Erforderlichkeit von Freiheitsbeschränkungen ist kontinuierlich zu überprüfen

Dem beim Saarländischen VerfGH eingereichten Eilantrag auf Außerkraftsetzung der Ausgangs- und Kontaktverbote gab der VerfGH nun in Teilen statt. Die Verfassungsrichter betonten in ihrer Entscheidung, die besonders strengen saarländischen Maßnahmen seien zu Beginn der Pandemie unter Berücksichtigung der besonderen Gefährdungslage durch die Nähe zu französischen Risikogebieten berechtigt gewesen. Die Härte der ergriffenen Maßnahmen beinhalten nach Auffassung der Verfassungsrichter aber eine besondere Verpflichtung der Landesregierung, die Erforderlichkeit der Aufrechterhaltung solcher Beschränkungen kontinuierlich zu überprüfen.

Aufrechterhaltung der Kontaktsperren verletzt Verhältnismäßigkeitsprinzip

Nach Auffassung der Verfassungsrichter bestehen aktuell keine wissenschaftlich belastbaren Gründe für die Aufrechterhaltung eines Teils der besonders strengen Regeln. In Relation zur aktuellen Infektionslage seien einige Verbote zu hart. Zum jetzigen Zeitpunkt entsprächen die Beschränkungen damit nicht mehr dem Verhältnismäßigkeitsgebot des GG. Die strengen Ausgehverbote seien weder erforderlich zur Eindämmung der Pandemie noch seien sie angemessen.

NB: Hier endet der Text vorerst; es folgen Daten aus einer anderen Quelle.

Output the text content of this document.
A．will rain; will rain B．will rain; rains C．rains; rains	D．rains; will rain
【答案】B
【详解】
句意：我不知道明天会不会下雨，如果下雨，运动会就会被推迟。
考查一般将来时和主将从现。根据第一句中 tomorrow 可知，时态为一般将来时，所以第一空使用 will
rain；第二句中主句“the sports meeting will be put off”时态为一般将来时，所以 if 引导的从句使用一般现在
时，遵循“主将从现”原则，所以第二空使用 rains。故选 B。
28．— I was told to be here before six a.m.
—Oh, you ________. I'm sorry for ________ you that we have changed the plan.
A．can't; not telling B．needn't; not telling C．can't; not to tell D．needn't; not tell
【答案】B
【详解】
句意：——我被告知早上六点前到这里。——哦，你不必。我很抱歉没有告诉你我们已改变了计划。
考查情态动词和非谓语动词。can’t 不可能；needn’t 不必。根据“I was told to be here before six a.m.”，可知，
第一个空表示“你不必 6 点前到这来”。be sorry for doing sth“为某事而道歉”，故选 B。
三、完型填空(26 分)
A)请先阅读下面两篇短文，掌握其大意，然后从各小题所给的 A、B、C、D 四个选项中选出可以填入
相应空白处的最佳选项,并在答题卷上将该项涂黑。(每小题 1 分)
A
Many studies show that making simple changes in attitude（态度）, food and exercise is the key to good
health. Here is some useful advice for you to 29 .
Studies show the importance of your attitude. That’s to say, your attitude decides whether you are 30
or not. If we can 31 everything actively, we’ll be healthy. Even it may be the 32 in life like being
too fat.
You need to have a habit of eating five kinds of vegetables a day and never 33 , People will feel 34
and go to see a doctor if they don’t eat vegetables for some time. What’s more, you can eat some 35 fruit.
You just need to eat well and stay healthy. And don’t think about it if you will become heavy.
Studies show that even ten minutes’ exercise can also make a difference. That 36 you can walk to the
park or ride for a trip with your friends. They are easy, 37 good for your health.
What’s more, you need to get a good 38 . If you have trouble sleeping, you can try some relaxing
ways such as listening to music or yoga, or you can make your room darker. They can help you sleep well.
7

Verwandtentreffen und Verweilen im Freien im Saarland ab sofort erlaubt

Nach der Entscheidung der höchsten saarländischen Richter sind damit ab sofort

  • Treffen zwischen Eltern, Kindern, Großeltern und Enkeln, aber auch zwischen Geschwistern und auch Neffen und Nichten im privaten Kreis möglich.
  • Daneben setzte der VerfGH die saarländischen Ausgangsbeschränkungen insoweit außer Kraft, als bisher außer für Sport und Bewegung ein Verweilen im Freien nicht gestattet war.
  • Die Kontaktbeschränkung, wonach Personen im Freien höchstens mit einer außerhalb des eigenen Haushalts lebenden Person unterwegs sein dürfen, bleibt bestehen.

Abstandsgebote bleiben

Die Verfassungsrichter betonten, dass die Entscheidung keinerlei Einfluss auf das Abstandsgebot sowie auf das Kontaktreduzierungsgebot hätten. Überflüssige Kontakte seien weiterhin zu vermeiden, das Abstandsgebot sei auch bei privaten Treffen unter Verwandten strikt einzuhalten.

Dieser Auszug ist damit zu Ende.